Adalia allait répondre, mais Tao l'interrompit en baillant. Il consulta sa montre brièvement avant de déclarer à la cantonade :

- Je sais que les trois quarts d'entre vous ne vont pas prendre ce que je vais dire en compte, mais tâchez de vous le remémorer quand vous aurez des cernes plus longs que vos bras demain : il est minuit passé.

Il s'affala dans un coin de la pièce et s'endormit presque instantanément. Presque tous les captifs faisaient ainsi : dormir assis contre un mur au lieu de s'allonger. Cela leur paraissait moins dangereux, et ils pouvaient se lever plus rapidement si ils en avaient le besoin. Ce qui ne les empêchaient pas de bien dormir : les scientifiques devaient avoir une horloge interne défectueuse, car ils n'étaient absolument par synchronisés. Layla venait toujours le matin, assez tôt, entre huit et dix heures, puis elle ramenait - jetait serait plus exact - sa victime avec les autres avant d'enchaîner rapidement, ne laissant qu'une dizaine de minutes d'intervalle entre chaque adolescent. Troy et San - ils étaient vraiment les mêmes - arrivaient au contraire dans l'après-midi, souvent en même temps, et laissaient une bonne heure entre leurs "rendez-vous". Et Lilith... Lilith n'était venue qu'une fois, ce qui n'était pas suffisant pour cerner ses habitudes.

Comme Tao l'avait prédit, la plupart des adolescents restèrent éveillés jusqu'à une heure du matin puis finirent par s'endormir. Tous, sauf Talya, qui ne parvenait pas à fermer l'œil, habitée par un désagréable sentiment d'insécurité. Ce qui n'était pas si étonnant, en fin de compte, mais elle arrivait généralement à avoir quelques heures de répit avant de reprendre le stress quotidien. Ce qui voulait dire...

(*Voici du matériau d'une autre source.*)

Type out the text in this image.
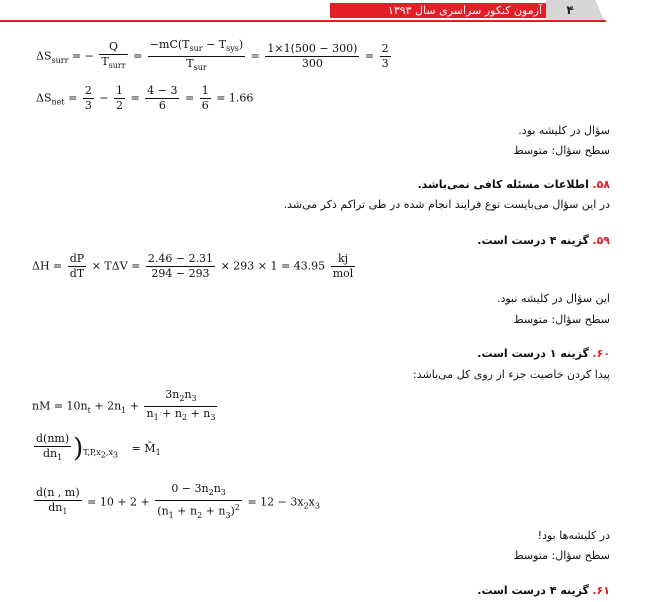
۴
آزمون کنکور سراسری سال ۱۳۹۳
$\Delta S_{surr}$ = − $\frac{Q}{T_{surr}} = \frac{-mC(T_{sur} - T_{sys})}{T_{sur}} = \frac{1\times 1(500 - 300)}{300} = \frac{2}{3}$
$\Delta S_{net} = \frac{2}{3} - \frac{1}{2} = \frac{4 - 3}{6} = \frac{1}{6} = 1.66$
سؤال در کلیشه بود.
سطح سؤال: متوسط
۵۸. اطلاعات مسئله کافی نمی‌باشد.
در این سؤال می‌بایست نوع فرایند انجام شده در طی تراکم ذکر می‌شد.
۵۹. گزینه ۴ درست است.
$\Delta H = \frac{dP}{dT} \times T\Delta V = \frac{2.46 - 2.31}{294 - 293} \times 293 \times 1 = 43.95 \frac{kj}{\text{mol}}$
این سؤال در کلیشه نبود.
سطح سؤال: متوسط
۶۰. گزینه ۱ درست است.
پیدا کردن خاصیت جزء از روی کل می‌باشد:
nM = $10n_t + 2n_1 + \frac{3n_2n_3}{n_1 + n_2 + n_3}$
$\frac{d(nm)}{dn_1} )_{T,P,x_2,x_3}$ = $M̄_1$
$\frac{d(n , m)}{dn_1} = 10 + 2 + \frac{0 - 3n_2n_3}{(n_1 + n_2 + n_3)^2} = 12 - 3x_2x_3$
در کلیشه‌ها بود!
سطح سؤال: متوسط
۶۱. گزینه ۴ درست است.
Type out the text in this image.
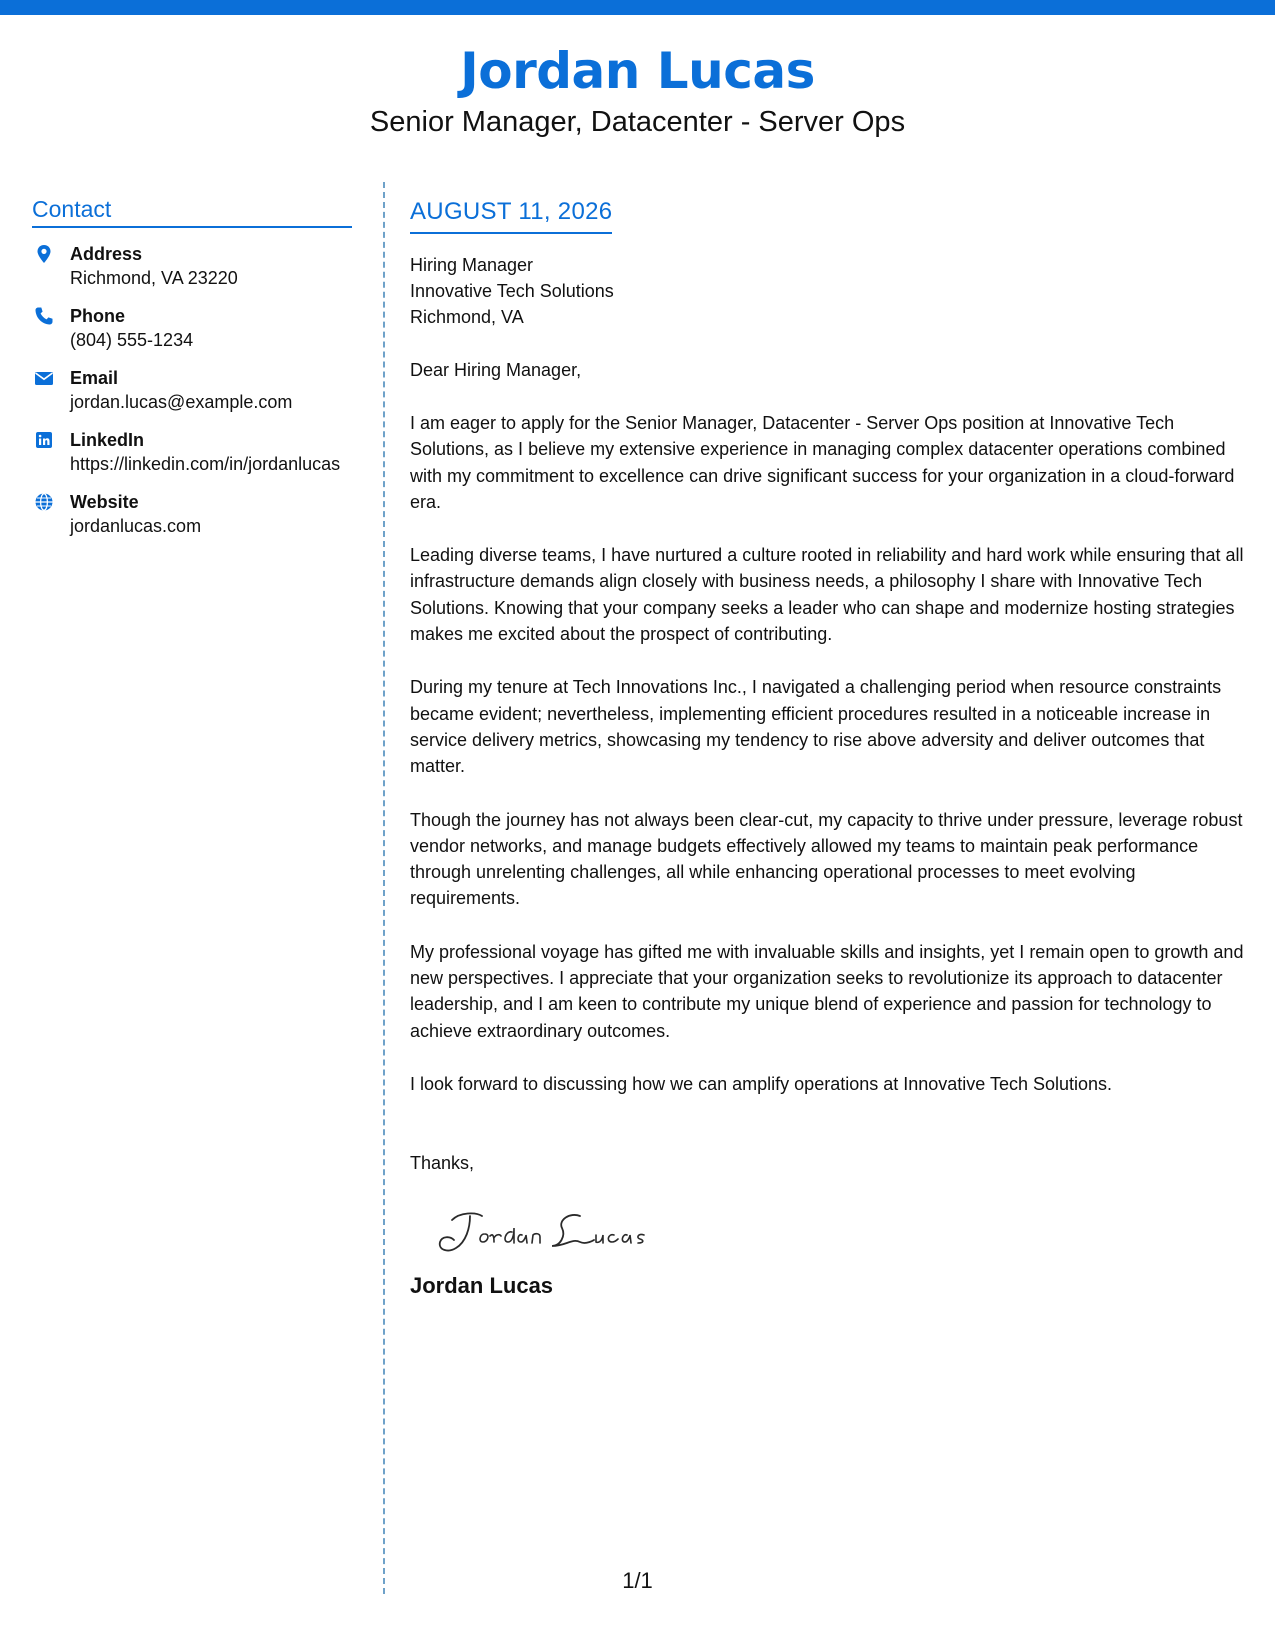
Jordan Lucas
Senior Manager, Datacenter - Server Ops
Contact
Address
Richmond, VA 23220
Phone
(804) 555-1234
Email
jordan.lucas@example.com
LinkedIn
https://linkedin.com/in/jordanlucas
Website
jordanlucas.com
AUGUST 11, 2026
Hiring Manager
Innovative Tech Solutions
Richmond, VA
Dear Hiring Manager,
I am eager to apply for the Senior Manager, Datacenter - Server Ops position at Innovative Tech Solutions, as I believe my extensive experience in managing complex datacenter operations combined with my commitment to excellence can drive significant success for your organization in a cloud-forward era.
Leading diverse teams, I have nurtured a culture rooted in reliability and hard work while ensuring that all infrastructure demands align closely with business needs, a philosophy I share with Innovative Tech Solutions. Knowing that your company seeks a leader who can shape and modernize hosting strategies makes me excited about the prospect of contributing.
During my tenure at Tech Innovations Inc., I navigated a challenging period when resource constraints became evident; nevertheless, implementing efficient procedures resulted in a noticeable increase in service delivery metrics, showcasing my tendency to rise above adversity and deliver outcomes that matter.
Though the journey has not always been clear-cut, my capacity to thrive under pressure, leverage robust vendor networks, and manage budgets effectively allowed my teams to maintain peak performance through unrelenting challenges, all while enhancing operational processes to meet evolving requirements.
My professional voyage has gifted me with invaluable skills and insights, yet I remain open to growth and new perspectives. I appreciate that your organization seeks to revolutionize its approach to datacenter leadership, and I am keen to contribute my unique blend of experience and passion for technology to achieve extraordinary outcomes.
I look forward to discussing how we can amplify operations at Innovative Tech Solutions.
Thanks,
Jordan Lucas
1/1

Elle la sentit plus qu'elle ne l'entendit, se releva d'un bond et se jeta sur elle. Lilith.

Il n'y avait pas de lumière - Emira avait éteint les néons avant de se coucher - mais Talya avait eu le temps d'habituer ses yeux à l'obscurité, contrairement à Lilith, et elle percevait plus ou moins ses mouvements.

- Calmes-toi, bon sang ! Je ne suis pas venue pour me faire étrangler, je veux te parler !

- Eh bien moi, je n'ai pas envie !

- Ça m'est égal. Tu ne comprends toujours pas ? Je veux t'aider.